ÖZYİĞİT: “ÖZEL ŞİRKET TEKELLEŞMESİNİ ÖNGÖRÜYOR”

TDP Genel Başkanı Cemal Özyiğit, su konusunun yıllardır gündemde olmasına rağmen, o dönemden bugüne kadar görevde olan hükümetlerin üzerlerine düşeni yapmadığını, yaşanmakta olan kaosun esas nedenlerinden birinin de bu olduğunu ifade etti.

2012 yılında ‘Türkiye’den Kıbrıs’a Su Temin Projesi’ gündeme geldiğinde, TDP olarak o gün de konuya yönelik görüşlerini açık ve net bir şekilde ortaya koyduklarını anımsatan Özyiğit, “TDP olarak Türkiye’den gelen suyun Güzelyalı’dan Su Üst Kurulu tarafından satın alınarak belediyelere ulaştırılması, dağıtım ve tahsilatın da belediyeler tarafından yapılmasına destek verdik. Vermeye de devam ediyoruz” dedi.

Özyiğit, 4 bakanın Bakanlar Kurulu kararıyla Türkiye’ye giderek metin üzerinde görüşmeler yaptığını ve adaya “yüzde 99 oranında anlaşmaya vardık” diyerek döndüklerini anımsattı. Sadece Türkiye’den gelen suyu değil, tüm yerel su kaynaklarının özel bir şirkete devredilmesini öngören metnin, suyun fiyatını özel şirketin belirleyeceği, özel şirket tekelleşmesini öngördüğünü savundu.

"TOPLUMA SAYGISIZLIK YAPIYORLAR"

TDP olarak bu metni Kıbrıs Türk Halkına karşı yapılmış büyük bir saygısızlık olarak gördüklerini belirten Özyiğit, şöyle devam etti:

“Bu topluma ne zaman doğrular söylenecek, ne zaman toplumun geleceği düşünülerek hareket edilecek, bu toplum daha ne kadar beceriksiz, basiretsiz olarak addedilecek. 30 yıllık bir eğitimci olarak insanlarımıza karşı yapılanları büyük bir saygısızlık olarak görüyor ve şiddetle kınıyorum . Bu toplumda çok büyük değerler, alanlarında uzman kişiler vardır. Biz insanlarımıza güveniyoruz”

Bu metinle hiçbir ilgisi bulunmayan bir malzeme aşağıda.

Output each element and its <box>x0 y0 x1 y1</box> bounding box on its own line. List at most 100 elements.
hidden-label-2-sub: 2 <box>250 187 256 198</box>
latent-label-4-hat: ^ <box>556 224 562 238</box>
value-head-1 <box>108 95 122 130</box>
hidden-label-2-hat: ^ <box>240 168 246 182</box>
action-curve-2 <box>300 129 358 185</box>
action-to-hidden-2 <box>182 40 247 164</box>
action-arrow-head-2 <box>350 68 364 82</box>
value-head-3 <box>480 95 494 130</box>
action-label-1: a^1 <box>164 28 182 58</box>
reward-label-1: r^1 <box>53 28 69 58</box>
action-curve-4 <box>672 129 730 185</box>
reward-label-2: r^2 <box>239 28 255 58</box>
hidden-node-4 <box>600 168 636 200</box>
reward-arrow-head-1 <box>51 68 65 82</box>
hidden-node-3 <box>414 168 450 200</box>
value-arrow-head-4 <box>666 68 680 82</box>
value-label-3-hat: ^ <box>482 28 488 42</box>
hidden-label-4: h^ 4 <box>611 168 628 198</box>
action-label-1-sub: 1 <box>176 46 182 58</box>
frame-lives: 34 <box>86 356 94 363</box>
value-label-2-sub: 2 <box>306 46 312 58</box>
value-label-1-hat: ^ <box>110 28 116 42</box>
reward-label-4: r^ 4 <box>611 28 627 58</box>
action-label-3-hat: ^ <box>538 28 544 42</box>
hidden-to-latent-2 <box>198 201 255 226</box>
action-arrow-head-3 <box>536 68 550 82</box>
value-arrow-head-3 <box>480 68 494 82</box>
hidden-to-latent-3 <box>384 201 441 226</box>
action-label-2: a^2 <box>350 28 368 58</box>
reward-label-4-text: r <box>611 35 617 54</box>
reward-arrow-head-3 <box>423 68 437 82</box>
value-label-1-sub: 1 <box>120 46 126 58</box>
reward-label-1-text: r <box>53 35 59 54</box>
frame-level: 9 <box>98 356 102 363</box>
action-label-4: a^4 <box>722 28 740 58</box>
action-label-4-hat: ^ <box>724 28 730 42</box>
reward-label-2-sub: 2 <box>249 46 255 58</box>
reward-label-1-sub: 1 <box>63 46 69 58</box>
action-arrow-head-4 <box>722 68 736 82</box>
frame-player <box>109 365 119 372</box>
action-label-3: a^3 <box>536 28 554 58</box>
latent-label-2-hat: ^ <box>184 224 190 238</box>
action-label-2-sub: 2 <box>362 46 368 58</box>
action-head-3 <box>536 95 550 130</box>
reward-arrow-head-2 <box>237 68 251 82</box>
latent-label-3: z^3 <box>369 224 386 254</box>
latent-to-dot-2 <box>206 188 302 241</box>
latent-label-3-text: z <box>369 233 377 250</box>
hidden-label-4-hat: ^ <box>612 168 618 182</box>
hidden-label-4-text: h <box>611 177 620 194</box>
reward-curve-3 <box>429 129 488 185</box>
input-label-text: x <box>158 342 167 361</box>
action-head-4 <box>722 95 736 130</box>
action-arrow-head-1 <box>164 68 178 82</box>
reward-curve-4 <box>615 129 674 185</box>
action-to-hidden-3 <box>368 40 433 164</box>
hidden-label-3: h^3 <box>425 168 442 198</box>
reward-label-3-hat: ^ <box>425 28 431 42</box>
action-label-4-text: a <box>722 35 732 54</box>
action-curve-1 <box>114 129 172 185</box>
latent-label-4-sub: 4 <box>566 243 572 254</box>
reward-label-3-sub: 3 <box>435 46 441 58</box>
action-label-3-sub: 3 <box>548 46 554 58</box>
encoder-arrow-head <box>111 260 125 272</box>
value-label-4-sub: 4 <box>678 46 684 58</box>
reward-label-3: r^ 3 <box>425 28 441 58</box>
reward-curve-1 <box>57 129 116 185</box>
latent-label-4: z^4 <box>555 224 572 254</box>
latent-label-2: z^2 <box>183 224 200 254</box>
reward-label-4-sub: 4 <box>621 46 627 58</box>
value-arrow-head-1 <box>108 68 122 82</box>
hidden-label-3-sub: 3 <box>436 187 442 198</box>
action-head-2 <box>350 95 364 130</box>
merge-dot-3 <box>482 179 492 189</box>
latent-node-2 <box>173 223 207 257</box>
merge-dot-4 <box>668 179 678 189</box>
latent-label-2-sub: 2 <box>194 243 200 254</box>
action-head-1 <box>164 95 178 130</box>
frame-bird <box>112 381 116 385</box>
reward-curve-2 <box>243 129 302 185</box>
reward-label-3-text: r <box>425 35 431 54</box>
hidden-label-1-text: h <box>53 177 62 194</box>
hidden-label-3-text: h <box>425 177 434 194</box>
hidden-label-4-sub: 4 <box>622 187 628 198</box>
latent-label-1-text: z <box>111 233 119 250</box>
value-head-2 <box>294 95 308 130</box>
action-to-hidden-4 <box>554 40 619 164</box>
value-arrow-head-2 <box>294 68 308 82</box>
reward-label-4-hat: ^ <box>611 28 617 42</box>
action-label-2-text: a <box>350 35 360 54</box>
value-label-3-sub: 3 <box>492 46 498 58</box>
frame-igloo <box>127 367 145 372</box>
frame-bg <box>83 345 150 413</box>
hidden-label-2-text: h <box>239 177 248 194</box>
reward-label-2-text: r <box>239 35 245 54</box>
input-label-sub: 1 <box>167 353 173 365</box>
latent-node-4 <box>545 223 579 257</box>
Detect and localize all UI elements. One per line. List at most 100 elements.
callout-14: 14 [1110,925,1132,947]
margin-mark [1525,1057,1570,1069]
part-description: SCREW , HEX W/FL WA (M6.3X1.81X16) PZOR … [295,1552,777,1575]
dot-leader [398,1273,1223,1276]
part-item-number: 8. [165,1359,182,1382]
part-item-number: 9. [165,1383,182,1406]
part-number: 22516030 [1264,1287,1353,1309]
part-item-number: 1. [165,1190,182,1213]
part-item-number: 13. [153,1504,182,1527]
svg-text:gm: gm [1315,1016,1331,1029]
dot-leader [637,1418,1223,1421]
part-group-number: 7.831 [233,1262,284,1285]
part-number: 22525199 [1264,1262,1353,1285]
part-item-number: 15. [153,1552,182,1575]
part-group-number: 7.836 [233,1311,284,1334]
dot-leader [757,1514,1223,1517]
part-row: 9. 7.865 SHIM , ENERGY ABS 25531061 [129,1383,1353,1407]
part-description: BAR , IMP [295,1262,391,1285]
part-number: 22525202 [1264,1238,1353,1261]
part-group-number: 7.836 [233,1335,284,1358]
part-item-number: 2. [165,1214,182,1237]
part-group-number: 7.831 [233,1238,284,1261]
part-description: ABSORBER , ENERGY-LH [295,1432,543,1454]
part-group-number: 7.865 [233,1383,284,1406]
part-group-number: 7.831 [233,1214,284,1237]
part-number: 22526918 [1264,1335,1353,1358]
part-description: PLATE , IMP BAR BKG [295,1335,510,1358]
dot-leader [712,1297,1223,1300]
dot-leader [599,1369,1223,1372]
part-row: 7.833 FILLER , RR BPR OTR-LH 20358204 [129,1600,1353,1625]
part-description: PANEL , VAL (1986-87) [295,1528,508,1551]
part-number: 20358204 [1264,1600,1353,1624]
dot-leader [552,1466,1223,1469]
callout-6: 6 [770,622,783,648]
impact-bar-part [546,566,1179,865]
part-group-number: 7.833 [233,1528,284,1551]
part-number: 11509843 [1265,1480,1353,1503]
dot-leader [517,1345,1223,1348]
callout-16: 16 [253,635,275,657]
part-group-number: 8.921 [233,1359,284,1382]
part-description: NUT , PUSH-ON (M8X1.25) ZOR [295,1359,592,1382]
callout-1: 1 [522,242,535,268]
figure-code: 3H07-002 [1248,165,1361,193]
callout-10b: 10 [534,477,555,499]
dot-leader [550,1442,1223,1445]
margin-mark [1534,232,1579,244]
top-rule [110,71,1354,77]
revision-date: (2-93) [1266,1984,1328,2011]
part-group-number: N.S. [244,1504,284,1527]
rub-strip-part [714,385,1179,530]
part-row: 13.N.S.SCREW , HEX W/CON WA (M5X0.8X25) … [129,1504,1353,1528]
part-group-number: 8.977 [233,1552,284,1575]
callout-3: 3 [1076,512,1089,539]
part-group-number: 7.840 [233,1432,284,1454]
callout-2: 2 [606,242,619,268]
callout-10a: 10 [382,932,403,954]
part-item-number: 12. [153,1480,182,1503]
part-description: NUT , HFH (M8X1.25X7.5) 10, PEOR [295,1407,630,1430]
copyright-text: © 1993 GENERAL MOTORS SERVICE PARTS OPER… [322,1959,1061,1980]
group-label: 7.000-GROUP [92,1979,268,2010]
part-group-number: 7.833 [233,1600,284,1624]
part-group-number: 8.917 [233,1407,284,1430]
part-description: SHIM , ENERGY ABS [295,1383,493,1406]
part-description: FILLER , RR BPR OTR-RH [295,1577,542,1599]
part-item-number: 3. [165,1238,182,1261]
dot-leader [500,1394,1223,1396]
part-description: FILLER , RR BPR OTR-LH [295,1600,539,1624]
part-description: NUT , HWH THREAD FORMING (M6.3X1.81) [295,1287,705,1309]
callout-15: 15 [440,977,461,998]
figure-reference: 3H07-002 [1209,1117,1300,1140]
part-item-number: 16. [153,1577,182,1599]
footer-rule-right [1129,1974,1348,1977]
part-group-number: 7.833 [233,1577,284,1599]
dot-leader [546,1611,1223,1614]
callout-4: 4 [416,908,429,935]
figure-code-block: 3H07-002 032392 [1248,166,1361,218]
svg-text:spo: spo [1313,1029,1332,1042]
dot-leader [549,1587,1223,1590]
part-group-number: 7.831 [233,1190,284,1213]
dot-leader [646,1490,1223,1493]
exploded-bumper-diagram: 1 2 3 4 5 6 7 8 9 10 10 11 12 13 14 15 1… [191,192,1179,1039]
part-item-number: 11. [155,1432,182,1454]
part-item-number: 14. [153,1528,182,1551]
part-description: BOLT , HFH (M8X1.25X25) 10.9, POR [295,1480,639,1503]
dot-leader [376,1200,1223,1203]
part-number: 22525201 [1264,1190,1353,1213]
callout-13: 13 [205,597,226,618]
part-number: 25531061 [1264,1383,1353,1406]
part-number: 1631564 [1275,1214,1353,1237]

TDP olarak kimseyle kavgaları olmadığını, su konusunda da böyle düşündüklerini, Türkiye'den gelen suya da karşı olmadıklarını anlatan Özyiğit, ancak toplumun kurumlarının peş keş çekilmesine, suyun ticari bir meta olarak görülerek çalışma yapılmasına, belediyelerin devre dışı bırakılmasına da onay vermelerinin mümkün olmadığını kaydetti.

Özel şirket tekelini öngören metnin kabul edilemez olduğunu, özellikle belediyelerin devre dışı bırakılmaması gerektiğini ifade eden Özyiğit, kendileriyle anı düşüncede olan tüm örgütlerle birlikte mücadeleyi yükselteceklerini belirtti.

İDRİS: “SU KONUSUNUN ARDINDAN EKONOMİK PROTOKOL GÜNDEME GELECEK”

TDP Genel Sekreteri Asım İdris de, TDP olarak su konusunda ilk günden beri aynı görüş ve düşüncede olduklarını vurguladı.

2012 yılında konu gündeme geldiğinde her platformda uyarılarını yaptıklarını anımsatan İdris, anlaşmaya şiddetle karşı çıkan ve saatlerce konuya yönelik uyarılar yapan, eleştirilerde bulunan TDP milletvekillerinin son aşamada nisabın sağlanmayarak, anlaşmanın onaylanmamasını sağlamak amacıyla oylamaya katılmadıklarını hatırlattı. Nisabı sağlayan CTP milletvekillerinin 'hayır' oyuna rağmen UBP ve DP milletvekillerinin oylarıyla anlaşmanın kabul edildiğini aktardı.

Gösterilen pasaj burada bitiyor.